The trials, published in Cancer Cell, were carried out on 16 patients at Massachusetts General Hospital with glioblastoma brain tumours.

In eight of them, the cancer shrank by half or more after treatment.

These agents may play an increasingly important role in the treatment of patients whose tumours have recurred - and perhaps in newly diagnosed patients as well
Dr Tracy Batchelor, Massachusetts General Hospital

The drug works by interfering with the tumour's efforts to supply itself with enough blood as it grows by creating new blood vessels around it.

Without enough blood, and the oxygen it carries, parts of the tumour cannot grow any bigger, and may start to die away.

Life expectancy

The patients involved in the trial all had glioblastomas which had come back despite standard treatments such as surgery, radiotherapy and chemotherapy.

The outlook for these patients is normally extremely poor, with survival times of less than six months for most.
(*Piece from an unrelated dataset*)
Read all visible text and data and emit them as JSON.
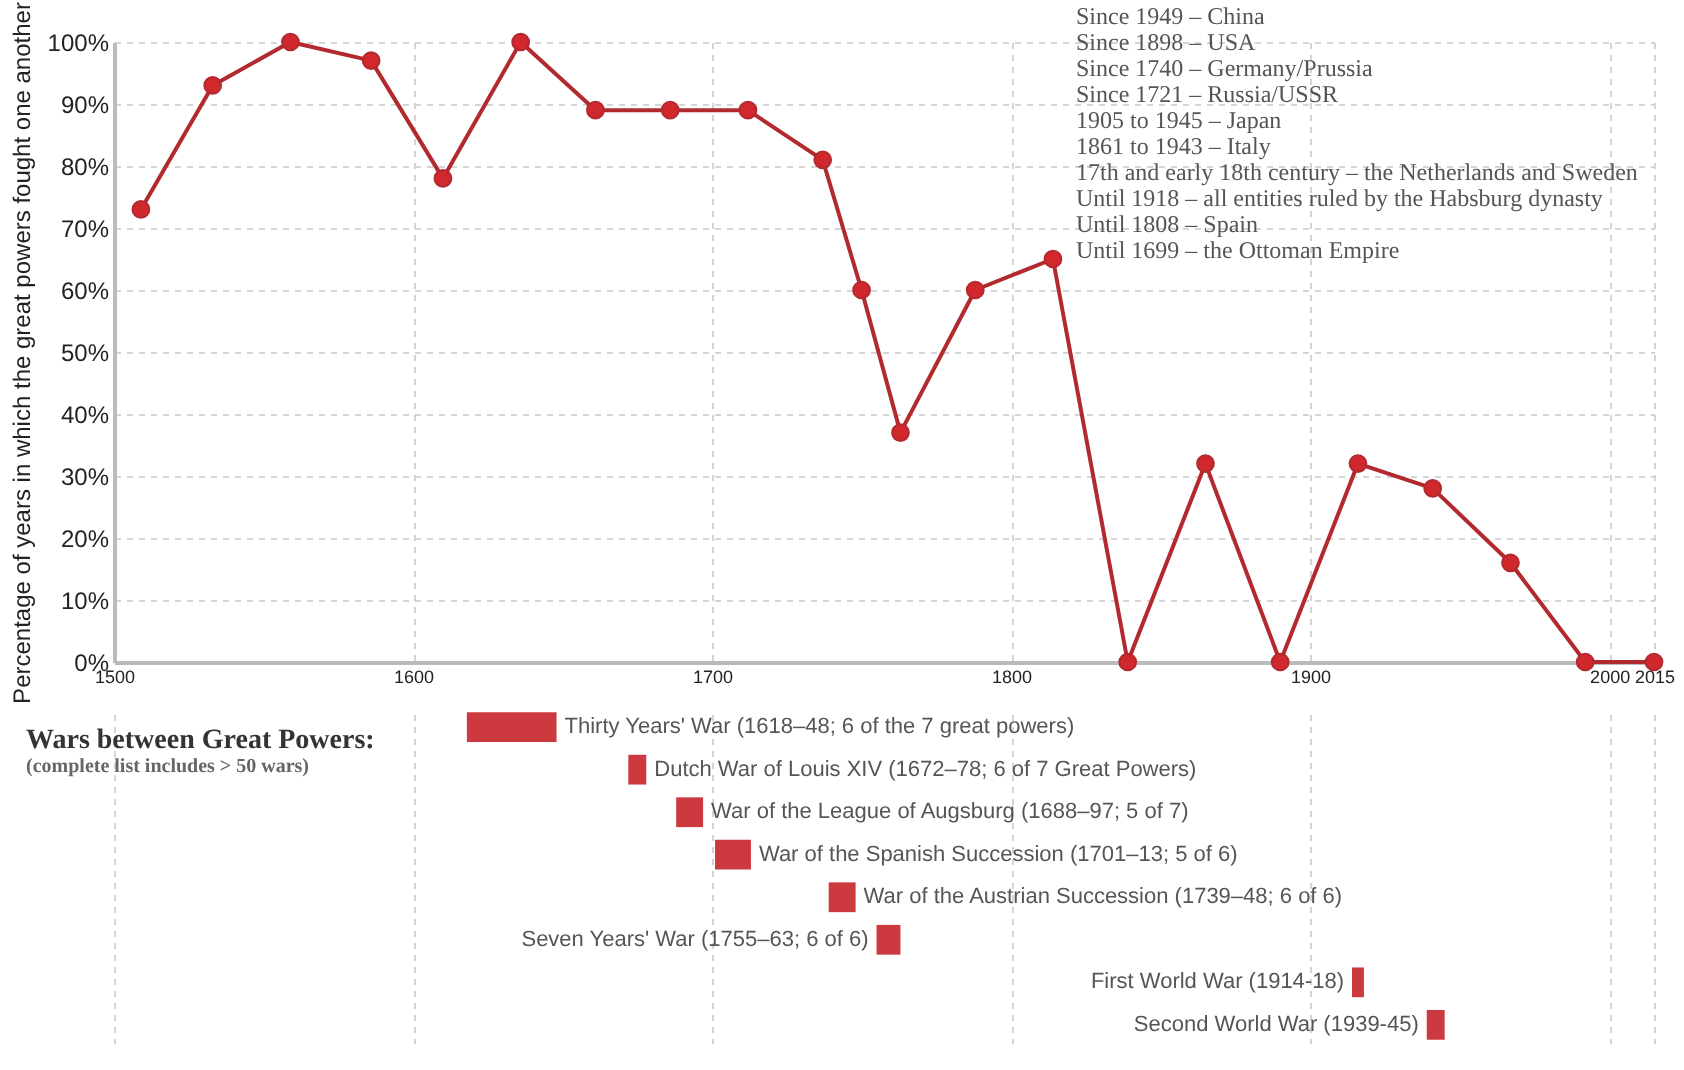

Dr Tracy Batchelor, who led the trial, said: "Patients with recurrent glioblastomas desperately need new, effective treatment alternatives.

"While these are preliminary results of an initial trial, it's looking like these agents may play an increasingly important role in the treatment of patients whose tumours have recurred - and perhaps in newly diagnosed patients as well."

Within a month of the first dose of the drug, cancers had begun to shrink in most of the patients.

Blood supply

Overall, a three-quarters of the patients saw their tumour reduce in size by 25% or more, and half the patients saw at least 50% reduction.

Blood supply to the tumour appeared to be becoming more 'normal', and this opens the possibility that a conventional chemotherapy given following the new drug might be more effective.

The researchers did make clear that these were preliminary results, and published before the effect of the drug on overall survival times could be assessed.

Julie Sharp, from Cancer Research UK, said that the relatively small size of the trial meant that more evidence of the treatment's power would be needed.

"A number of research teams around the world are investigating drugs that target a tumour's blood supply for their potential to treat brain cancer.

"This early study shows some positive effects in a small group of patients.

"But, more long-term research in a larger number of people will be needed before we can tell if this drug has real potential for treating this form of brain cancer."